What separates Angel Squad from pure education platforms is the Venture Fellows Program. Members who want deeper involvement can join quarterly cohorts, participate in actual pitch calls with Hustle Fund's team, and help evaluate deal pipeline.
It's apprenticeship-style learning that develops sourcing skills, not just selection skills. Fellows have gone on to raise their own funds, join VC firms, and build syndicates. That's the hybrid model working: using community to develop capabilities that eventually give you independent deal flow.
Making Your Decision
Don't choose based on what sounds more impressive. Choose based on where you are and where you want to go.
If you're new to angel investing, communities compress your learning curve and give you access you can't build quickly on your own. If you have strong networks and clear deal flow already, solo might make more sense.
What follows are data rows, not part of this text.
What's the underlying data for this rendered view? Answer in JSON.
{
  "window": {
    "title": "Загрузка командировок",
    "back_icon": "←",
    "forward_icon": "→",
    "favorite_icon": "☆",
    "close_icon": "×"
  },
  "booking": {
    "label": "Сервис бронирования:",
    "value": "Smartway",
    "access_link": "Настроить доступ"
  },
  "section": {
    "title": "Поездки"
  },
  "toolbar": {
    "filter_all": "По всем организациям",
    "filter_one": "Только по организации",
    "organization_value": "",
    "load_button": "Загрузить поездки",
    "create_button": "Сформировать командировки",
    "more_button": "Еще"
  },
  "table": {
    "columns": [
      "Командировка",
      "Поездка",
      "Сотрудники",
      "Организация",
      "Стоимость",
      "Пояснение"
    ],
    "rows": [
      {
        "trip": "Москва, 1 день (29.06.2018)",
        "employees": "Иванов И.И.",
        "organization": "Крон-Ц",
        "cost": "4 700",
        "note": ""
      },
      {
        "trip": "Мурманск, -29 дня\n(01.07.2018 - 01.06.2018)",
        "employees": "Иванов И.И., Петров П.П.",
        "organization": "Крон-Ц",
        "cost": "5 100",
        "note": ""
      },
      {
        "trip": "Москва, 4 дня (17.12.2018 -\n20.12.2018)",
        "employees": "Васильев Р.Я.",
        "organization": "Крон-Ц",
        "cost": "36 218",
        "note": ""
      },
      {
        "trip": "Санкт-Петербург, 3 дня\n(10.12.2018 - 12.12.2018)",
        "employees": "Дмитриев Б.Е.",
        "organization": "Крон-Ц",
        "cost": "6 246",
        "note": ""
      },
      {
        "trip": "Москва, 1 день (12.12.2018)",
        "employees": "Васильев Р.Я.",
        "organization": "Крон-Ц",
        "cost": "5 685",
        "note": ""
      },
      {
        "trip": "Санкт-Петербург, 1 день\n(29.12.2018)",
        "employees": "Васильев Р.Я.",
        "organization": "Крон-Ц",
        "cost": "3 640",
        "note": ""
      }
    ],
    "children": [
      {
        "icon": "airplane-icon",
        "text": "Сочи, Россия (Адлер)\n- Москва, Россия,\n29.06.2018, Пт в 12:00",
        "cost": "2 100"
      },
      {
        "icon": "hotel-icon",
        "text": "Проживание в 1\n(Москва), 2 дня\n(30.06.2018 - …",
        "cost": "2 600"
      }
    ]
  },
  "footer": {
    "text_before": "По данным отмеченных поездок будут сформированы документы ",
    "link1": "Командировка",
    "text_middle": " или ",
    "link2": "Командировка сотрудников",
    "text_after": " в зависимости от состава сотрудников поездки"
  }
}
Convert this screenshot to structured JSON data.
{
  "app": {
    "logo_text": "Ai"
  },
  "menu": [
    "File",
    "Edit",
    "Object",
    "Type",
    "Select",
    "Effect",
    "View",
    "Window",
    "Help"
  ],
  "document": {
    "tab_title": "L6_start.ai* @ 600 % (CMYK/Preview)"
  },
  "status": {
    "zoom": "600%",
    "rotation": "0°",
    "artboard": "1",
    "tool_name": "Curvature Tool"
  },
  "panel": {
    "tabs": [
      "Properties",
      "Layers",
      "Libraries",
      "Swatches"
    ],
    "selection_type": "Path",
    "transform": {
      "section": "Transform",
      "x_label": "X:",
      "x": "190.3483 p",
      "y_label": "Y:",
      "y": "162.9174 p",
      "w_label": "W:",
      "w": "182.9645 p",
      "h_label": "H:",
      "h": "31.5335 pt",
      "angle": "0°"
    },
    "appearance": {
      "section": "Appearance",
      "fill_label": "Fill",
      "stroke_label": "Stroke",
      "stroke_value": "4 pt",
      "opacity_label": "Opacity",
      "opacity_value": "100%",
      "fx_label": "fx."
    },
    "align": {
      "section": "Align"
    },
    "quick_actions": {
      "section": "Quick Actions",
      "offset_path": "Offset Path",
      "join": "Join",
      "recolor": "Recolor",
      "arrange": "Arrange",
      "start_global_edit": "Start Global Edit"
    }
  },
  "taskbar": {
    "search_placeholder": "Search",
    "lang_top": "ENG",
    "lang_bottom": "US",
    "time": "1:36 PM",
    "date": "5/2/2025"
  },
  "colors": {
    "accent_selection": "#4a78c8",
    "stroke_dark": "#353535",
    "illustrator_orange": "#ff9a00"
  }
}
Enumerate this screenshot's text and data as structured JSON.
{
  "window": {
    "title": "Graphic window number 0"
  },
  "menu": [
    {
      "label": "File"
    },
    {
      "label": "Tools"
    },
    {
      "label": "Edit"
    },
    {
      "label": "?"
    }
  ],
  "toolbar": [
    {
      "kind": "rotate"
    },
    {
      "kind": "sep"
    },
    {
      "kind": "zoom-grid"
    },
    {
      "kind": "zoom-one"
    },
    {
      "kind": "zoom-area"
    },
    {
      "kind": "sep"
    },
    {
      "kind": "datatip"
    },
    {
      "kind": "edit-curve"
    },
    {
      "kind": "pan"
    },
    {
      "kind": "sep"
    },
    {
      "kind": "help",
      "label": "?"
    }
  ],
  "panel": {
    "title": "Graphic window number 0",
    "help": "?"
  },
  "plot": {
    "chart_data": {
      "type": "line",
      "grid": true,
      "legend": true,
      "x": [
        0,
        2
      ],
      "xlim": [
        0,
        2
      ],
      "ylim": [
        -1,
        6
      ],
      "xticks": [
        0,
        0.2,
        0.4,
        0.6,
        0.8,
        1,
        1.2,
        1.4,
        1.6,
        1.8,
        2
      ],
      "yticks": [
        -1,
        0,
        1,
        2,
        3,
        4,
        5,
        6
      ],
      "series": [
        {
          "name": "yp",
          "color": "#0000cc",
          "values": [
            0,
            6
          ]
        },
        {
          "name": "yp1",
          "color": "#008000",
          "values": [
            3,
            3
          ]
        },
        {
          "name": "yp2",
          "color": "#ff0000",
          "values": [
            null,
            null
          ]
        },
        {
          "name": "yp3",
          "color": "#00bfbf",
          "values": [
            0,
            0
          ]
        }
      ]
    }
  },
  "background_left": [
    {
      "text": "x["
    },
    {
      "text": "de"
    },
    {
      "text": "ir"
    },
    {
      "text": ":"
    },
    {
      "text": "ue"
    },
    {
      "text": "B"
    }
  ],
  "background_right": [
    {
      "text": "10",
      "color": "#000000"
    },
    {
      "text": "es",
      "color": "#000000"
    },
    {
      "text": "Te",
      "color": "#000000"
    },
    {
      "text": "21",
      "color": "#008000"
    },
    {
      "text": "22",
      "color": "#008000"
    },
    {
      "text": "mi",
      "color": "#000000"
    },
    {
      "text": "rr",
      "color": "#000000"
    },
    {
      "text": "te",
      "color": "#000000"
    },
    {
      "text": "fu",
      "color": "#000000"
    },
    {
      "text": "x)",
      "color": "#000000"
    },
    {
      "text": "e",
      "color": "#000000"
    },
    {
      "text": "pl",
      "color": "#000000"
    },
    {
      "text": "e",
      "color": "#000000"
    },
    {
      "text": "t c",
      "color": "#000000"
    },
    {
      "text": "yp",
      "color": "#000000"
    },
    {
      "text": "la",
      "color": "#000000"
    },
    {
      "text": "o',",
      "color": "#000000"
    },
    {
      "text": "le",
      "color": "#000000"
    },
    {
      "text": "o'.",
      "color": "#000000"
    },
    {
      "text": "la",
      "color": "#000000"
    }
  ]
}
If you want to develop as an investor while maintaining optionality, hybrid approaches work.
The question isn't "community or solo forever." It's "what do I need right now to get better at this."
Most successful angels started somewhere, learned through volume and mistakes, and built the networks that eventually gave them independent deal flow. Communities just make that progression faster and less expensive in terms of costly mistakes.
Ready to compress your learning curve and start building your track record? Angel Squad gives you immediate access to Hustle Fund's deal flow, educational programming from operators-turned-investors, and a community of ambitious angels building portfolios together. Learn more at hustlefund.vc/squad.
The most successful investors aren't the ones who choose between community and solo. They're the ones who use communities as launchpads to build the skills, networks, and credibility that make solo investing possible. Start where the infrastructure exists, then build from there.